I remember the following scene from Boston Legal where Alan Shore was pretending to pick up his girlfriend Tara Wilson at a bar:
Alan Shore: [to Tara] Hello, I’m a complete stranger and I’m here to pick you up.
[notices Joe]
Alan Shore: Oh, I see, there’s two of us. I’ll be evens, you be odds.
Joe: You got a problem?
Alan Shore: No, actually. I just saw this fair maiden here talking to a tree trunk, and since I’m an arborist I thought I could help translate.
Joe: Here’s a health tip. Walk away.
Alan Shore: Why would I do that?
Tara Wilson: All right, guys.
Alan Shore: Don’t be deceived by my cushy appearance.
Tara Wilson: Excuse me. I actually am with him.
Joe: I don’t care. Walk away, or I lay you out.
Alan Shore: I don’t mean to be a stickler, but isn’t the object to lay her out?
[Joe punches Alan]
Tara Wilson: Hey!
Joe: Oh, gee, I’m sorry, I was reaching for my wallet…
Alan Shore: I see. Allow me to reach for mine.
[walks away to the other end of the bar]
Tara Wilson: Are you all right?
Alan Shore: Fine.
[to Mike and friends]
Alan Shore: Hello, big people. Sorry to intrude, but you seem rather strapping. Here’s three hundred dollars. Would you be so kind as to go hit that man down there?

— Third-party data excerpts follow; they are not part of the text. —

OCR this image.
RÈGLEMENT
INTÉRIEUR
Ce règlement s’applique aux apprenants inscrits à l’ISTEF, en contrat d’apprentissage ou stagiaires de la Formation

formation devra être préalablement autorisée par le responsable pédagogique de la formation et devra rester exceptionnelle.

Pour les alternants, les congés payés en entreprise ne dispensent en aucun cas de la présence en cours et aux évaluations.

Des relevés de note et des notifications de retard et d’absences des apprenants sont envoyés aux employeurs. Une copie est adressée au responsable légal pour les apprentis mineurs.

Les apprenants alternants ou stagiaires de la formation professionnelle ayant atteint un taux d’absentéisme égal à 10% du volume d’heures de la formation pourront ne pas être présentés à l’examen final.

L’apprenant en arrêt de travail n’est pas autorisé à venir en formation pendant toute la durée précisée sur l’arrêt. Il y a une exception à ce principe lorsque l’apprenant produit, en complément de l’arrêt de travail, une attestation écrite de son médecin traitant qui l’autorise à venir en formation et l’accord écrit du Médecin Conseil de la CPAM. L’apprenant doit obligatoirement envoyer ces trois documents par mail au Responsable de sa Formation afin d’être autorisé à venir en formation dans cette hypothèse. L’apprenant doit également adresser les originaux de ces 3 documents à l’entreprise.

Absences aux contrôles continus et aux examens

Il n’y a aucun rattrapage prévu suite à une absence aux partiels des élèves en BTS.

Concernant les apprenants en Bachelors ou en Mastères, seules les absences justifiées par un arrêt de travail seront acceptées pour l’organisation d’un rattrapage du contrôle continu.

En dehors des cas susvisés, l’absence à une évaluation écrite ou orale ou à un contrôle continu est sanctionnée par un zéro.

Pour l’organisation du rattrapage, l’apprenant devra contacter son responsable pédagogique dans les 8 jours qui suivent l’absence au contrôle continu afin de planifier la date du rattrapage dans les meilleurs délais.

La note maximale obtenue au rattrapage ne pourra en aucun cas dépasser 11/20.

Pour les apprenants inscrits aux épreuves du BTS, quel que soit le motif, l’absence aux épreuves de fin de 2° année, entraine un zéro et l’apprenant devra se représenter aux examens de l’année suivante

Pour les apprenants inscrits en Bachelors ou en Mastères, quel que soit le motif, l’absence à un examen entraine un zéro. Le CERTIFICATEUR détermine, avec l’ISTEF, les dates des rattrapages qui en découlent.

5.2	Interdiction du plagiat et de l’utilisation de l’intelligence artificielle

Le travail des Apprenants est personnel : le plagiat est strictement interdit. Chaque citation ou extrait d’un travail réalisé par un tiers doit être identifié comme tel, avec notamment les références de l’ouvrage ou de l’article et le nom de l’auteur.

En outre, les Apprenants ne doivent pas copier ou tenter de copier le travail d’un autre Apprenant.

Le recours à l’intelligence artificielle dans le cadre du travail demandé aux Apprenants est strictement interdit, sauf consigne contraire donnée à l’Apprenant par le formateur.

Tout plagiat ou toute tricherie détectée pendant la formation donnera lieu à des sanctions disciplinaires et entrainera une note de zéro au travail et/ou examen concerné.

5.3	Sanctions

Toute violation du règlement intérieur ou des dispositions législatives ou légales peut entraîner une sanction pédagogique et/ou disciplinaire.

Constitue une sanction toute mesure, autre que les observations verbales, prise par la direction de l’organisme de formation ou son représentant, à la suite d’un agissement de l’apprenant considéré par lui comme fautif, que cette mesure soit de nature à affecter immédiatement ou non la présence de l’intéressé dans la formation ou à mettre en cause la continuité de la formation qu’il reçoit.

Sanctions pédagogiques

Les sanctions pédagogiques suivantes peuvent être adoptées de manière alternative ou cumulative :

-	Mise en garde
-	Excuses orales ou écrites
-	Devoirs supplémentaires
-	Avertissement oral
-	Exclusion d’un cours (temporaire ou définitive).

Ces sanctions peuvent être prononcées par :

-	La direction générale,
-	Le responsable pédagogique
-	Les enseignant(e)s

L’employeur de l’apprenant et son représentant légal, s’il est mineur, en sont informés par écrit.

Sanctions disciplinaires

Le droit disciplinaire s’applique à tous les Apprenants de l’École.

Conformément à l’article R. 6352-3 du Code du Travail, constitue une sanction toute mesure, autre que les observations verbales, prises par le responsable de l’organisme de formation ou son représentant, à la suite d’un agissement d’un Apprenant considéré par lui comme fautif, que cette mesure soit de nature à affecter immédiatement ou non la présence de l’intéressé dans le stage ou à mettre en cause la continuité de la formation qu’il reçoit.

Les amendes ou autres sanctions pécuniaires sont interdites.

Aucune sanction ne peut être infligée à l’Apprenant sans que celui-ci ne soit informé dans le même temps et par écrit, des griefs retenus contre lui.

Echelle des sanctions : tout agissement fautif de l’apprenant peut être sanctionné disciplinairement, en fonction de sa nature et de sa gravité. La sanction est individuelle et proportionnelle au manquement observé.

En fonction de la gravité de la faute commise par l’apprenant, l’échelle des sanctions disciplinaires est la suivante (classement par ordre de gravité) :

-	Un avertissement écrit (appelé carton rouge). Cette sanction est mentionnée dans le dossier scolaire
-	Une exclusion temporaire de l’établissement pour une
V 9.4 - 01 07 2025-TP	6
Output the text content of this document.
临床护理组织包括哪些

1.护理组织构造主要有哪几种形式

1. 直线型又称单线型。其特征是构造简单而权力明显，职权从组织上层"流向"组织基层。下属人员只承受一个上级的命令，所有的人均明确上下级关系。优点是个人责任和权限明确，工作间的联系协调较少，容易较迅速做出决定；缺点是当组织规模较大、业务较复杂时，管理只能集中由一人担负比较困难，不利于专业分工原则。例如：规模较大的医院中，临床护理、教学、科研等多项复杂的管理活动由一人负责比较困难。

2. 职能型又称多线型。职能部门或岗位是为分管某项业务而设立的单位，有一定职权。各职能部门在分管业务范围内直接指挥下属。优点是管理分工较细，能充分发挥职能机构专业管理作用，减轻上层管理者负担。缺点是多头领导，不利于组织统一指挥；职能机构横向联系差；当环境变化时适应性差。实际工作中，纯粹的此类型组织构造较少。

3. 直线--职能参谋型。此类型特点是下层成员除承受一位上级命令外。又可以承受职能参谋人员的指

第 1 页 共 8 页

Mike: [laughs incredulously] Really?
Tara Wilson: Alan!
Alan Shore: There’s an extra hundred if he goes down.
Mike: You’re on.
Alan Shore: Make it a good one.
Tara Wilson: Oh, for God’s sakes.
Alan Shore: [Mike hits Joe; fistfight ensues. Alan gives money to Mike’s friend] Here’s a hundred; go help your friend.
Alan Shore: [watches the fighting] Gee, seems Joe has buddies.
[passing out money to Mike’s friends]
Alan Shore: One for you, one for you. I’ve got plenty of them. Hit him hard, now. For you, and for you…
I thought that was rather amusing, but Tara wasn’t a bit pleased. On the contrary, she was very pissed and said to Alan, “It would have been one thing had you had any Neanderthal reaction and swung back! But your response was considered! You reflectively, calmly, orchestrated your violence.”
To make matters worse, Alan Shore was charged with conspiracy to commit assault and battery. And as he did his own closing argument, he told the jury:
I’ve been accused of reflectively, perhaps even glibly, orchestrating a little revenge. Well, I guess that’s how I wanted it to look. A man punched me in the face, in front of my girlfriend, and while my instinct was to hit him back, the truth is, I was afraid. I was fearful, that if I retaliated he would beat me up. So I got somebody else to do my fighting, then things got out of hand, and…well…I had to send more and more troops to a war that should have ended quickly. But, make no mistake, my reaction that night was not so much reflective, as it was, primal. A man hit me, and while we like to think of ourselves as being evolved…maybe I should have just hit him. There’s a warrior that lies within the belly of every man, a warrior who, in my case, has always gone unsatisfied. I tried to satisfy it, but without pain. That’s what the craven do sometimes. They stand out of the fray, thump their egos along with their chests, and let others do the fighting.
Good speech for the jury, but I think Tara was right. Alan Shore’s response was indeed considered as he reflectively and calmly orchestrated his violence. He is a fierce warrior – but in the courtroom and not in a bar brawl. And though he says that his act was cowardly, I think it was wise and effective. It’s what an evolved, intelligent man who is in total control of his emotional responses would do. Why swing back at the big guy and lose not only the fight but also a few teeth when you have a lot of money to pay even bigger people to do the job?
That may seem cowardly, and surely there must be this primal warrior inside every man, no matter how evolved he is. But the fight need not be primitive, and the battlefield need not be a bar. And the weapons need not be your own bare hands.